Aber ich möchte, das werden Sie verstehen, vom Gesamtanliegen unserer Partei her einige Grundlagen zur Geschädigten-Politik aufzeigen, die ja auch der Herr Bundesfinanzminister besonders angesprochen hat. Er hat hier gesagt: Kein Berufsstand in Deutschland, kein Bevölkerungskreis einschließlich der im Eingliederungsprozeß befindlichen Vertriebenen und Flüchtlinge, der nicht von diesem Haushalt eine echte und große Förderung seines Lebensstandards erwarten kann. Es gibt auch andere, etwas weniger schön gefärbte und deutlichere Äußerungen aus demselben Lager, die — ich darf auch hier noch einmal kurz zitieren — kürzlich in der Zeitschrift „Der Monat" veröffentlicht worden sind. Es heißt dort:
Hört man die Sprecher der Vertriebenen, dann ist die Not noch sehr groß. Fragt man aber die zuständigen amtlichen Stellen in Bund und Ländern, dann bekommt man zur Antwort, daß die Fürsorge vielfach das Maß des Notwendigen überschritten habe.

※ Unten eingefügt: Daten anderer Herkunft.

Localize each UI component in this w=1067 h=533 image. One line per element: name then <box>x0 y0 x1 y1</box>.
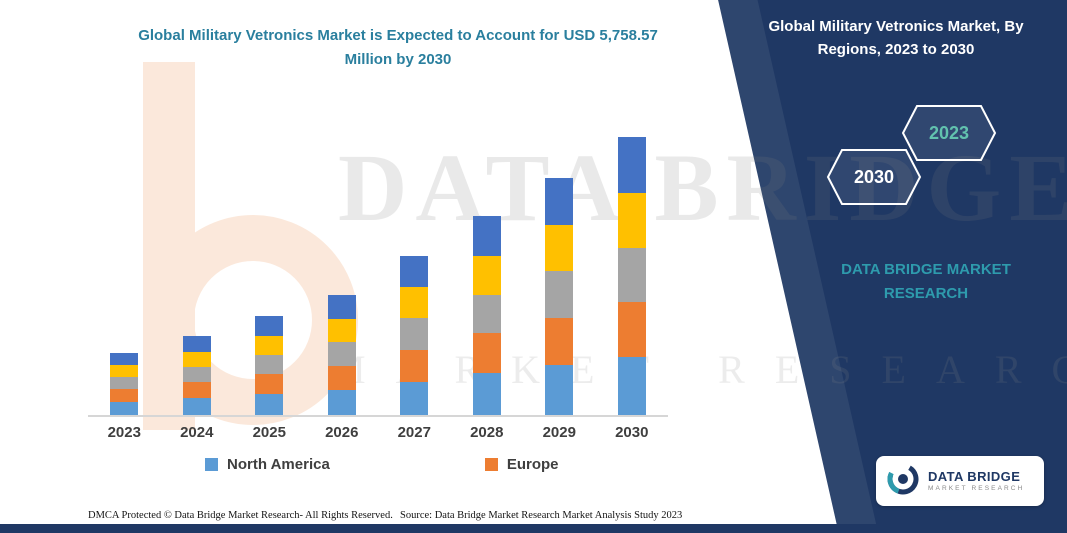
bars-row <box>88 137 668 417</box>
hexagon-2023: 2023 <box>901 105 997 161</box>
dbmr-logo-name: DATA BRIDGE <box>928 468 1021 484</box>
bar-segment <box>545 271 574 318</box>
bar-segment <box>400 381 429 415</box>
bar-segment <box>110 365 139 378</box>
x-axis-label: 2030 <box>615 424 649 441</box>
bar-segment <box>110 389 139 402</box>
dbmr-logo-icon <box>886 462 920 501</box>
bar-2028 <box>472 216 501 415</box>
bar-segment <box>400 349 429 382</box>
bar-segment <box>400 287 429 319</box>
bar-segment <box>255 316 284 336</box>
legend-label: North America <box>227 456 330 473</box>
dbmr-logo-text: DATA BRIDGE MARKET RESEARCH <box>928 469 1024 493</box>
chart-title: Global Military Vetronics Market is Expe… <box>138 27 658 68</box>
bar-segment <box>110 377 139 390</box>
bar-segment <box>472 333 501 374</box>
x-axis-label: 2023 <box>107 424 141 441</box>
watermark-market-research: MARKET RESEARCH <box>330 347 1067 392</box>
x-axis-label: 2025 <box>252 424 286 441</box>
hexagon-2030-label: 2030 <box>854 167 894 187</box>
bar-2027 <box>400 255 429 415</box>
stacked-bar-chart: 2023 2024 2025 2026 2027 2028 2029 2030 <box>88 137 668 441</box>
bar-segment <box>617 193 646 248</box>
legend-item: North America <box>205 456 330 473</box>
bar-segment <box>327 365 356 390</box>
legend-label: Europe <box>506 456 559 473</box>
bar-segment <box>327 318 356 343</box>
bar-segment <box>545 178 574 225</box>
x-axis-label: 2028 <box>470 424 504 441</box>
bar-segment <box>327 295 356 319</box>
dbmr-logo-sub: MARKET RESEARCH <box>928 485 1025 493</box>
bar-segment <box>472 294 501 334</box>
x-axis-label: 2024 <box>180 424 214 441</box>
legend-swatch <box>484 458 498 471</box>
bar-segment <box>110 353 139 366</box>
bar-segment <box>255 354 284 375</box>
legend-item: Europe <box>484 456 559 473</box>
x-axis-label: 2027 <box>397 424 431 441</box>
bar-segment <box>617 301 646 358</box>
legend-row: North America Europe <box>205 456 559 473</box>
bar-segment <box>617 357 646 415</box>
bar-2030 <box>617 137 646 415</box>
bottom-navy-strip <box>0 524 1067 533</box>
bar-segment <box>400 255 429 288</box>
bar-segment <box>255 335 284 355</box>
bar-2026 <box>327 295 356 415</box>
bar-segment <box>182 367 211 383</box>
hexagon-2023-label: 2023 <box>929 123 969 143</box>
dbmr-logo-card: DATA BRIDGE MARKET RESEARCH <box>876 456 1044 506</box>
watermark-data-bridge: DATA BRIDGE <box>338 134 1067 241</box>
bar-segment <box>472 373 501 415</box>
bar-2024 <box>182 335 211 415</box>
legend-swatch <box>205 458 218 471</box>
bar-segment <box>472 255 501 295</box>
bar-segment <box>617 137 646 194</box>
bar-segment <box>327 389 356 415</box>
bar-segment <box>255 394 284 415</box>
bar-segment <box>617 247 646 302</box>
bar-segment <box>182 351 211 367</box>
bar-segment <box>545 365 574 415</box>
bar-segment <box>472 216 501 256</box>
x-axis-label: 2029 <box>542 424 576 441</box>
x-axis-label: 2026 <box>325 424 359 441</box>
bar-segment <box>545 224 574 272</box>
panel-title: Global Military Vetronics Market, By Reg… <box>768 18 1024 58</box>
bar-segment <box>327 342 356 366</box>
bar-segment <box>182 335 211 352</box>
bar-segment <box>110 401 139 415</box>
bar-segment <box>182 398 211 415</box>
bar-segment <box>400 318 429 350</box>
hexagon-2030: 2030 <box>826 149 922 205</box>
dmca-notice: DMCA Protected © Data Bridge Market Rese… <box>88 510 393 521</box>
panel-brand-text: DATA BRIDGE MARKET RESEARCH <box>841 261 1011 302</box>
source-note: Source: Data Bridge Market Research Mark… <box>400 510 683 521</box>
bar-segment <box>545 317 574 366</box>
bar-segment <box>182 382 211 399</box>
bar-2023 <box>110 353 139 415</box>
bar-2025 <box>255 316 284 415</box>
bar-segment <box>255 374 284 395</box>
hexagon-badges: 2030 2023 <box>820 100 1000 220</box>
bar-2029 <box>545 178 574 415</box>
x-axis-labels: 2023 2024 2025 2026 2027 2028 2029 2030 <box>88 424 668 441</box>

(Abg. Pelster: Stimmt doch wohl!)

- Ich möchte mir ersparen, hier den Namen dieses Kollegen zu nennen. So kann man es nicht tun. Es hat seinerzeit Äußerungen verschiedener Art von kompetenter Seite zu dieser Frage gegeben. Wir haben um die Weihnachtszeit vom Herrn Bundesminister für Vertriebene und Geschädigte Worte gehört, die so gefaßt waren, daß man zwangsläufig interpretieren mußte, auch er sehe die Dinge weitgehend als erledigt an. Es hat darauf einen kleinen, nicht unserer Initiative entsprungenen, offenen Briefwechsel zu dieser Frage gegeben. Aber er hat dann in einer bekanntgewordenen Denkschrift seines Ministeriums darauf hingewiesen, daß 50% der Geschädigten auch — und ich möchte sagen: sogar — nach seiner Meinung eben noch nicht als eingegliedert und auch nicht als annähernd eingegliedert bezeichnet werden können. In anderen Fragen liegt es ähnlich.
Meine sehr verehrten Damen und Herren, mit den Empfangsworten in Friedland allein ist es noch nicht getan, wenn wir nachher nach Jahr und Tag von den Spätheimkehrern die Briefe bekommen und erfahren, daß sie eben noch keine Arbeit, noch keine Existenz finden konnten.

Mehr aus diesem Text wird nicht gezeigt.